Design: Prospective longitudinal cohort survey.
Setting: Australia, Canada, the UK and the USA.
Participants: 1936 recent ex-smokers (44.4% male) from one of the first six waves (2002-2007) of the International Tobacco Control 4-Country policy evaluation survey, who were followed up in the next wave.
Main outcome measures: Whether participants had relapsed at follow-up (approximately 1 year later).
Results: In multivariate analysis, very frequent noticing of WLs among ex-smokers was associated with greater relapse 1 year later (OR: 1.52, 95% CI 1.11 to 2.09, p<0.01), but this effect disappeared after controlling for urges to smoke and self-efficacy (OR: 1.29, 95% CI 0.92 to 1.80, p=0.135). In contrast, reporting that WLs make staying quit 'a lot' more likely (compared with 'not at all' likely) was associated with a lower likelihood of relapse 1 year later (OR: 0.65, 95% CI 0.49 to 0.86, p<0.01) and this effect remained robust across all models tested, increasing in some.
Conclusions: This study provides the first longitudinal evidence that health warnings can help ex-smokers stay quit.
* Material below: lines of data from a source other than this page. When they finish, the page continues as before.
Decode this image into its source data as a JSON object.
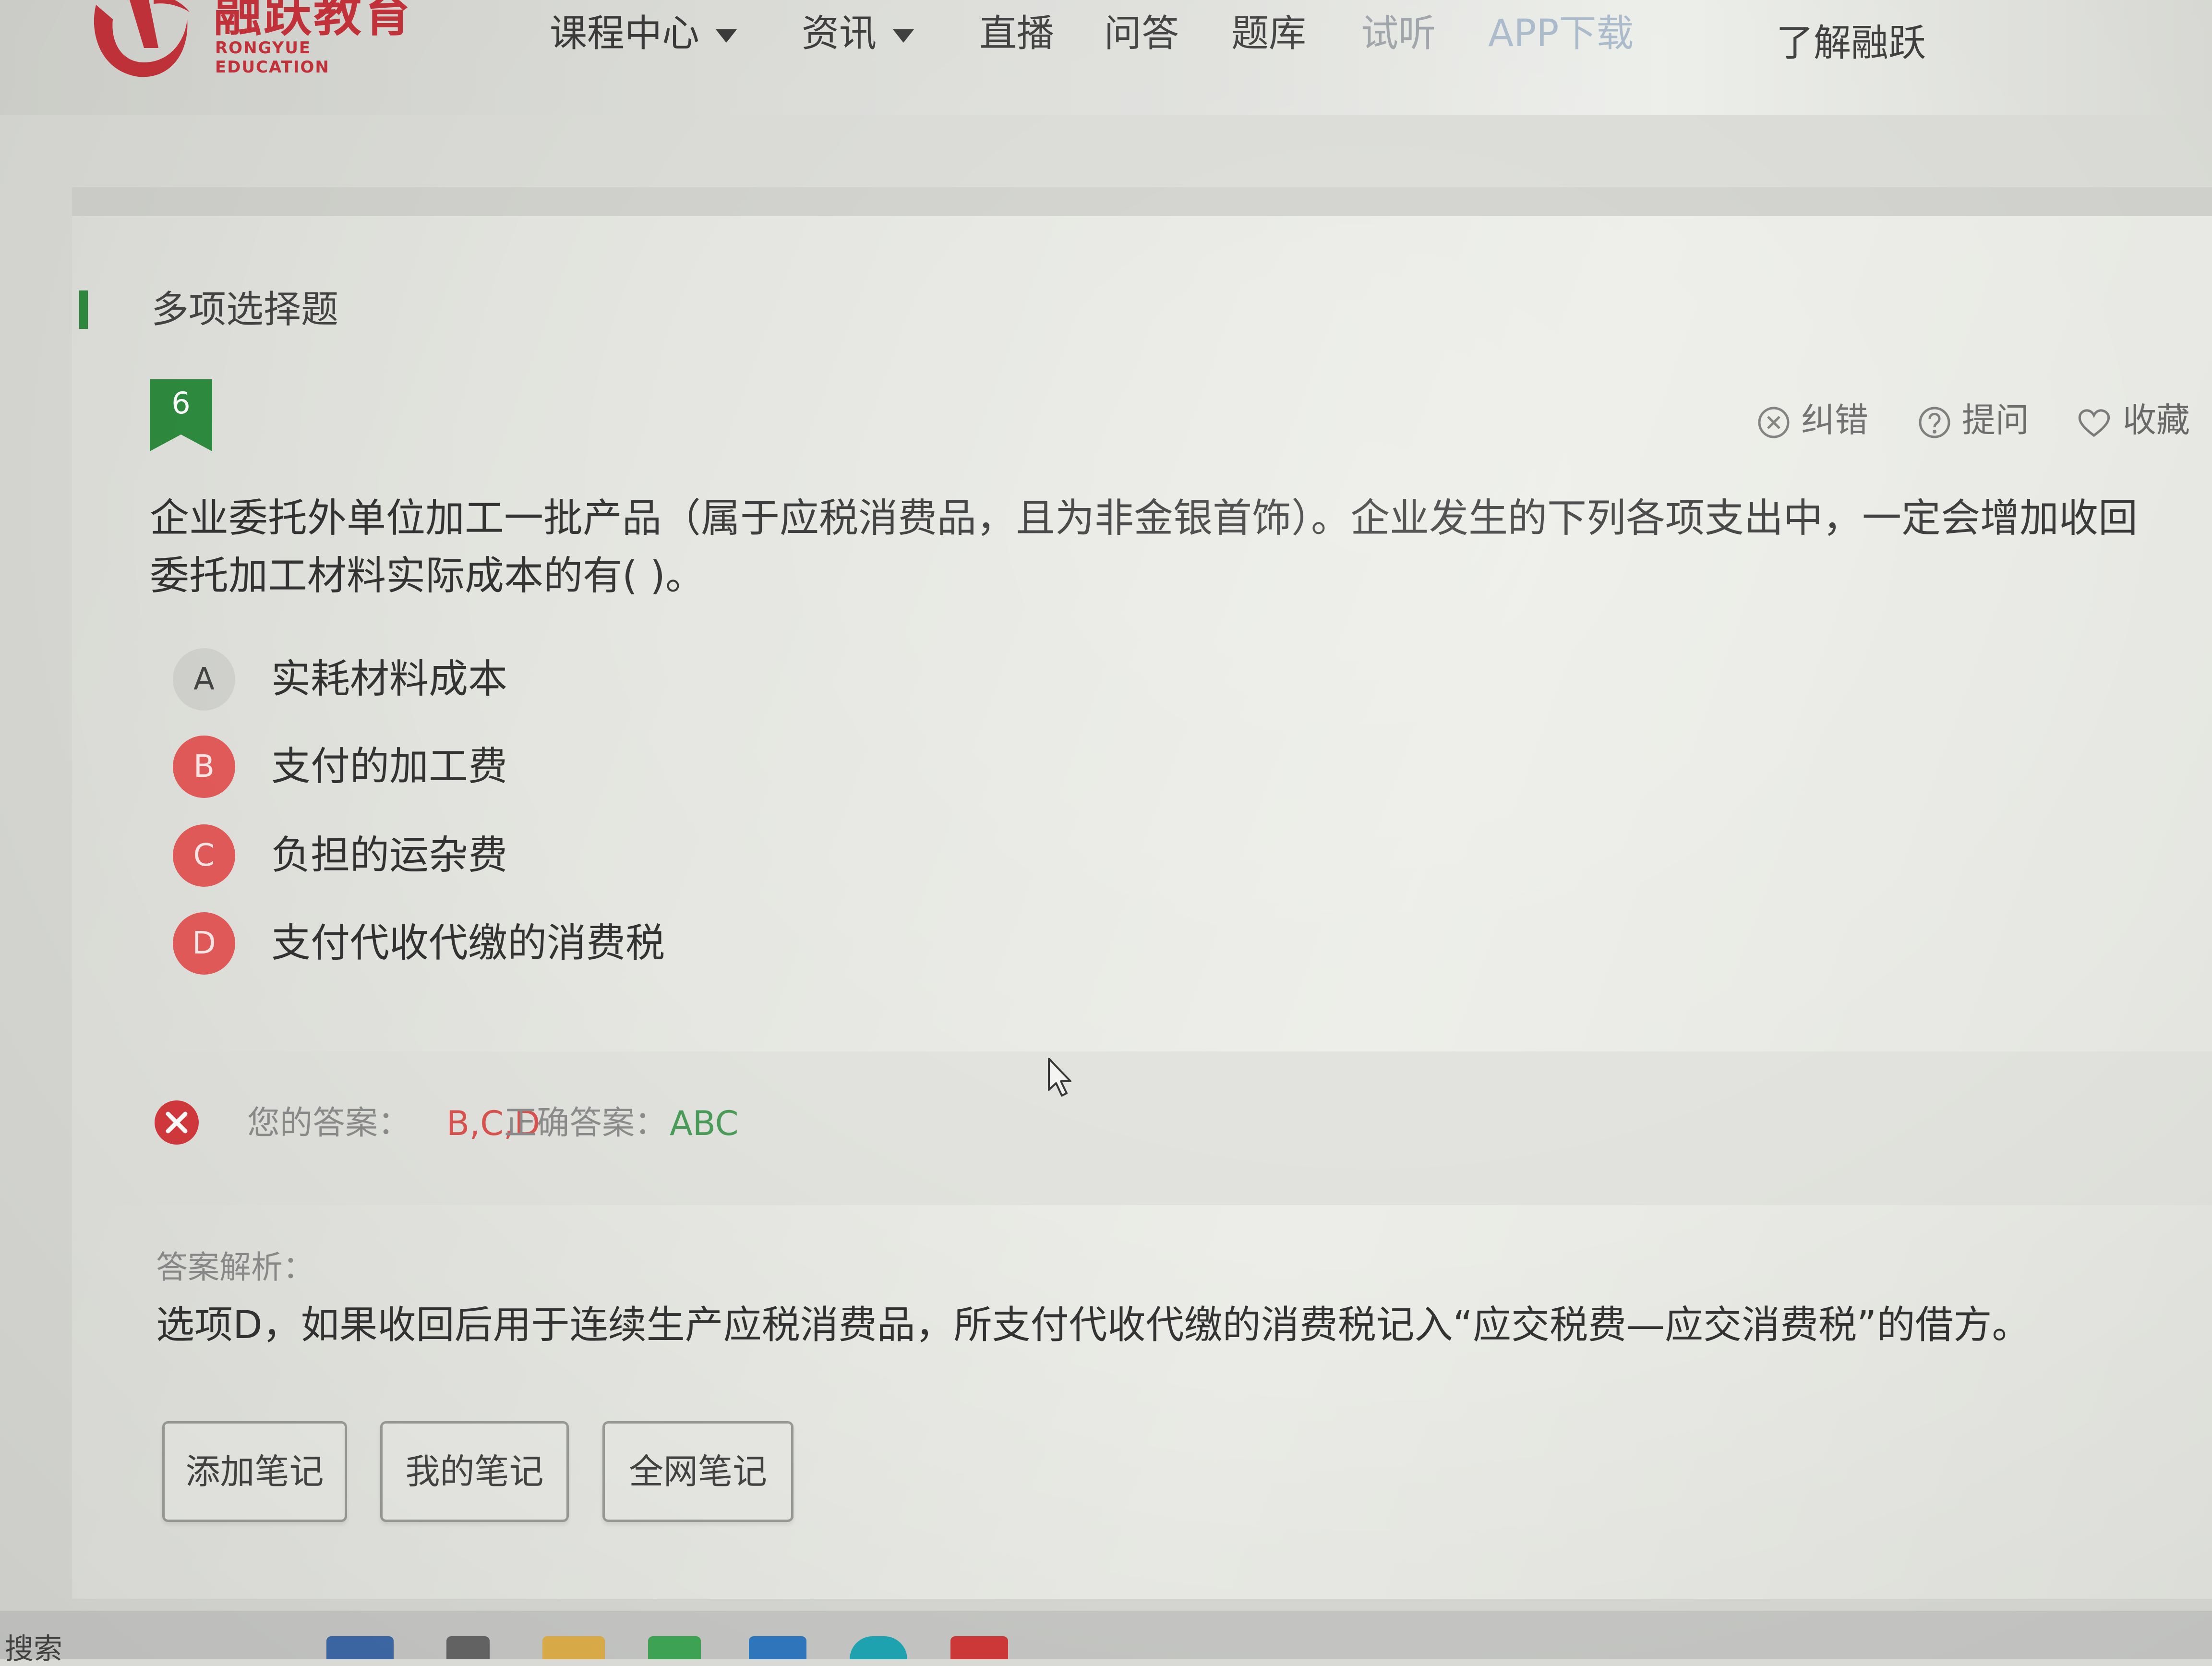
{
  "brand": {
    "name_cn": "融跃教育",
    "name_en": "RONGYUE EDUCATION",
    "color": "#c4323a"
  },
  "nav": {
    "items": [
      {
        "label": "课程中心",
        "dropdown": true
      },
      {
        "label": "资讯",
        "dropdown": true
      },
      {
        "label": "直播",
        "dropdown": false
      },
      {
        "label": "问答",
        "dropdown": false
      },
      {
        "label": "题库",
        "dropdown": false
      },
      {
        "label": "试听",
        "dropdown": false
      },
      {
        "label": "APP下载",
        "dropdown": false
      },
      {
        "label": "了解融跃",
        "dropdown": false
      }
    ]
  },
  "section": {
    "title": "多项选择题",
    "accent": "#2e8b3e"
  },
  "question": {
    "number": "6",
    "text": "企业委托外单位加工一批产品（属于应税消费品，且为非金银首饰）。企业发生的下列各项支出中，一定会增加收回委托加工材料实际成本的有( )。",
    "actions": {
      "correct_error": "纠错",
      "ask": "提问",
      "favorite": "收藏"
    },
    "options": [
      {
        "letter": "A",
        "text": "实耗材料成本",
        "state": "neutral"
      },
      {
        "letter": "B",
        "text": "支付的加工费",
        "state": "selected-wrong"
      },
      {
        "letter": "C",
        "text": "负担的运杂费",
        "state": "selected-wrong"
      },
      {
        "letter": "D",
        "text": "支付代收代缴的消费税",
        "state": "selected-wrong"
      }
    ]
  },
  "result": {
    "your_answer_label": "您的答案：",
    "your_answer": "B,C,D",
    "correct_answer_label": "正确答案：",
    "correct_answer": "ABC",
    "wrong_color": "#d9534f",
    "right_color": "#4a9c5a"
  },
  "analysis": {
    "label": "答案解析：",
    "text": "选项D，如果收回后用于连续生产应税消费品，所支付代收代缴的消费税记入“应交税费—应交消费税”的借方。"
  },
  "notes": {
    "add": "添加笔记",
    "mine": "我的笔记",
    "all": "全网笔记"
  },
  "taskbar": {
    "search": "搜索"
  }
}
Once the authors control for greater exposure to cigarettes, which is understandably predictive of relapse, WL effects are positive. However, it may be that ex-smokers need to actively use the health consequences that WLs highlight to remind them of their reasons for quitting, rather than it being something that happens automatically. Ex-smokers should be encouraged to use pack warnings to counter urges to resume smoking. Novel warnings may be more likely to facilitate this.
Keywords: Cessation; addiction; advertising and promotion; end game; environmental tobacco smoke; health communication; media campaigns; nicotine reduction in cigarettes; older people and smoking; packaging and labelling; population health; public opinion polls; public policy; qualitative study; smoking topography; tobacco products.